Beverly Cleary

Mother came into the living room. "Daddy has lost his job," she said softly. "The bank is dismissing the employees it took over from the West Coast National and has given them two weeks' notice."

The Depression had come to us. Mother cleared the table and washed the dishes alone. I sensed she preferred solitude to help. I sat filled with anguish, unable to read, unable to do anything. When Dad finally emerged from the bedroom, I felt so awkward I did not know what to say or even how to look at him. To pretend nothing had happened seemed wrong, but seeing him so defeated and ashamed of defeat, even though he was not to blame, was so painful that I could not speak. How could anyone do such a thing to my father, who was so good, kind, reliable, and honest?

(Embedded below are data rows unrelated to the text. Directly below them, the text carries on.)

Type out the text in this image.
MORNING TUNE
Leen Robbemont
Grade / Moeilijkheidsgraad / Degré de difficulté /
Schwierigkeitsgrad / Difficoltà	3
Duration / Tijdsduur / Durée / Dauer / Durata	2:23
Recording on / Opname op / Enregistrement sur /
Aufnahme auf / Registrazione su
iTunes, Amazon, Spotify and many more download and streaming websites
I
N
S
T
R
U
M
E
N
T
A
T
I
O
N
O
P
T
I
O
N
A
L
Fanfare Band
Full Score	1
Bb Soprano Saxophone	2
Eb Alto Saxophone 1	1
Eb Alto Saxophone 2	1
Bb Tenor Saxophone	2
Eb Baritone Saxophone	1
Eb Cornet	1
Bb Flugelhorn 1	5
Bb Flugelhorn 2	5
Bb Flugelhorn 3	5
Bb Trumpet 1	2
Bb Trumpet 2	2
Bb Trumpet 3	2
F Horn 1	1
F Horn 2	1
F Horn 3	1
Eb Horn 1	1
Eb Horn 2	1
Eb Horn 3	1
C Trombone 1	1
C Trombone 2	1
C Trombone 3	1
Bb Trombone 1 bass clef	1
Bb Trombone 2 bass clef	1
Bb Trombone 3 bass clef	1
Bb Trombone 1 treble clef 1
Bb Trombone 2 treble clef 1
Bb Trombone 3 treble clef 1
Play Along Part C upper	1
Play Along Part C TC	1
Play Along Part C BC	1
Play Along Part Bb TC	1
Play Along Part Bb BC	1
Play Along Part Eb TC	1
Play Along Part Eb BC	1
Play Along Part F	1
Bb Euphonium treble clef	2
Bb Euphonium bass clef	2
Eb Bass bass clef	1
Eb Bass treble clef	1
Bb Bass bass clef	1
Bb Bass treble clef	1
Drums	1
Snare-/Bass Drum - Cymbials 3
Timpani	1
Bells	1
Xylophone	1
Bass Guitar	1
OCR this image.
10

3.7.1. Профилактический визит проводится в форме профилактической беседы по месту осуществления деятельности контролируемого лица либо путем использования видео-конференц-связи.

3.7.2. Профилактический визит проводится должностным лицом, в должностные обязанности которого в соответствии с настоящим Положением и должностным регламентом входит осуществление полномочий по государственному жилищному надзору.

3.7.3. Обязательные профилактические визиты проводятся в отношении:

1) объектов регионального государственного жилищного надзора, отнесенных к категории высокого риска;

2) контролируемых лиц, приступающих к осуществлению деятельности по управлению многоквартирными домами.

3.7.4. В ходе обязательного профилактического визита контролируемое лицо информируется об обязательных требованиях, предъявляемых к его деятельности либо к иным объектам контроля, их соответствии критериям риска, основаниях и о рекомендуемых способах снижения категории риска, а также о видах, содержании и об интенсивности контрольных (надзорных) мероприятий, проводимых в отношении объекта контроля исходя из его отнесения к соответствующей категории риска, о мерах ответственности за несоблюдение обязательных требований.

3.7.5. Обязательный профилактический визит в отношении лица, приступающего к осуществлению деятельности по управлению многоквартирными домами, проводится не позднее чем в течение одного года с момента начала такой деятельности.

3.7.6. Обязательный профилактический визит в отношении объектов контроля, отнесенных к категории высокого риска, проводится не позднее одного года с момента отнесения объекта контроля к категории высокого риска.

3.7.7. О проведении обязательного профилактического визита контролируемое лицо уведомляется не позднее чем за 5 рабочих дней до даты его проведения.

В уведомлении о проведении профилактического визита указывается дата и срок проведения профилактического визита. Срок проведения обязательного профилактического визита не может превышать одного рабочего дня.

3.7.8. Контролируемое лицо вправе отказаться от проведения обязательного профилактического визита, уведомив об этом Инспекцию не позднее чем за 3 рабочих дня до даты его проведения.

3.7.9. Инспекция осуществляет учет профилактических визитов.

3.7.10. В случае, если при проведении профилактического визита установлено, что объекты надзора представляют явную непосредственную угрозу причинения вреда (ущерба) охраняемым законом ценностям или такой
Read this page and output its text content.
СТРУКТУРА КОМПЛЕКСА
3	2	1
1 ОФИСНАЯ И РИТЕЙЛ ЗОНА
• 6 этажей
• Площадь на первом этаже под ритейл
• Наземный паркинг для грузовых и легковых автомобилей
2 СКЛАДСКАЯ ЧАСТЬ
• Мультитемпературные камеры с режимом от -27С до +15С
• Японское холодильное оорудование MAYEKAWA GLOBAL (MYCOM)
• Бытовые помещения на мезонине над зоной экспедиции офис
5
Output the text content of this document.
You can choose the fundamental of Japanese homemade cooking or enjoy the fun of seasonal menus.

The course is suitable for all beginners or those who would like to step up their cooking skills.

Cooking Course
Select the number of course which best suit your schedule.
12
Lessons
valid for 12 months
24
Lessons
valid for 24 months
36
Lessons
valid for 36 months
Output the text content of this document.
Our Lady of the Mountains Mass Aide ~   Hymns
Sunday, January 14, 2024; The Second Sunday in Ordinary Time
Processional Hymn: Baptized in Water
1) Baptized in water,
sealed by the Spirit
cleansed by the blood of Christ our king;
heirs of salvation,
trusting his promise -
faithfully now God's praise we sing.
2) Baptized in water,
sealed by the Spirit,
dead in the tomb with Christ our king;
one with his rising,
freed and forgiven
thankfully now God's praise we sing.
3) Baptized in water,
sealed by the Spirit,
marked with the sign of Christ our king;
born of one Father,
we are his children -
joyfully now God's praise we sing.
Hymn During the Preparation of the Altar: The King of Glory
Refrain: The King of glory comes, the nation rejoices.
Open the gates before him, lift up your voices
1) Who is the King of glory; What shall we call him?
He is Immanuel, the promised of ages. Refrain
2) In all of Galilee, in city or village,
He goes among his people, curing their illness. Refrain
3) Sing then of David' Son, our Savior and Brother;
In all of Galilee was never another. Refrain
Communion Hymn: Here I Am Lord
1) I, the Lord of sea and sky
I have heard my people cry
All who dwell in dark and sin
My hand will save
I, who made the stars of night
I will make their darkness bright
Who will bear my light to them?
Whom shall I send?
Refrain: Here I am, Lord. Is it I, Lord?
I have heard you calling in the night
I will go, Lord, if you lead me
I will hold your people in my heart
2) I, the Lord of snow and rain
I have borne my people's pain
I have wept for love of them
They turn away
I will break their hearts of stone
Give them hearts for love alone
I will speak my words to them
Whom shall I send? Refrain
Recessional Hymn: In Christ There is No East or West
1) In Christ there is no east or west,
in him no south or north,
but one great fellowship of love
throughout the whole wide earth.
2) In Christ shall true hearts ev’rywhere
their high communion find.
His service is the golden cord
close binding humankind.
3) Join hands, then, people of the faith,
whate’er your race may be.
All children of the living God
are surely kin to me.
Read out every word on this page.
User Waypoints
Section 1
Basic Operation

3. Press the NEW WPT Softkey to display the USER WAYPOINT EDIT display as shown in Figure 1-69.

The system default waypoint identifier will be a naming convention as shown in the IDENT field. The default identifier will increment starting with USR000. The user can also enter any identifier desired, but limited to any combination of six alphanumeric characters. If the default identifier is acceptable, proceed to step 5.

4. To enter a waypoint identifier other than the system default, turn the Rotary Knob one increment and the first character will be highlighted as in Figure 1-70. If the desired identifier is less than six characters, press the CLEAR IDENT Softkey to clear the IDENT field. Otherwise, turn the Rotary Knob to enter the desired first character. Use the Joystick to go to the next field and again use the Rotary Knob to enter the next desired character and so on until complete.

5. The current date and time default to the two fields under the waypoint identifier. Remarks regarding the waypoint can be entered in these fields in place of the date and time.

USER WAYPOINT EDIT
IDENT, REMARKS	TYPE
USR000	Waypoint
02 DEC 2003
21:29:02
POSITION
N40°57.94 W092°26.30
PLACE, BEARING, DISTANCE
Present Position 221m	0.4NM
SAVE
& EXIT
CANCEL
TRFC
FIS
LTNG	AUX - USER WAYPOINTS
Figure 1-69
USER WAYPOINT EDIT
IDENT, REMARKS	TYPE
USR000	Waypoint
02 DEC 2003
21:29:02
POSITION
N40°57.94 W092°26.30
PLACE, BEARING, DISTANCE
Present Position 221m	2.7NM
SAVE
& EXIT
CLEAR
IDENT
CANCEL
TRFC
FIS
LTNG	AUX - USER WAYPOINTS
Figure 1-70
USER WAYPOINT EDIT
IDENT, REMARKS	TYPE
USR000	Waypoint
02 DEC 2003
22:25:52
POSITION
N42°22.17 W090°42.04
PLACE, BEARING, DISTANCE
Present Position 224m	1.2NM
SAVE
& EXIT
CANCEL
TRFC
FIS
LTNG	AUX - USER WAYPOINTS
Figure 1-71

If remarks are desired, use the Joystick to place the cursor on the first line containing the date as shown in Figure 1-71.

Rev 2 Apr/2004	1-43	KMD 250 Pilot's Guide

A neighbor gave Mother an old pink woolen dress, which she successfully made over into a jumper for me. She contrived a cream colored blouse from something found in a trunk in the attic. One of her friends, now married to an eastern Oregon wheat rancher, had a daughter older than I who passed on two nice dresses. In our neighborhood, no girl would dream of entering high school in half socks. I used hoarded nickels and dimes to buy silk stockings. Five dollars from my Arizona uncle bought a raincoat ....

We began admiring one another's clothes by saying, "Is it new, or new to you?"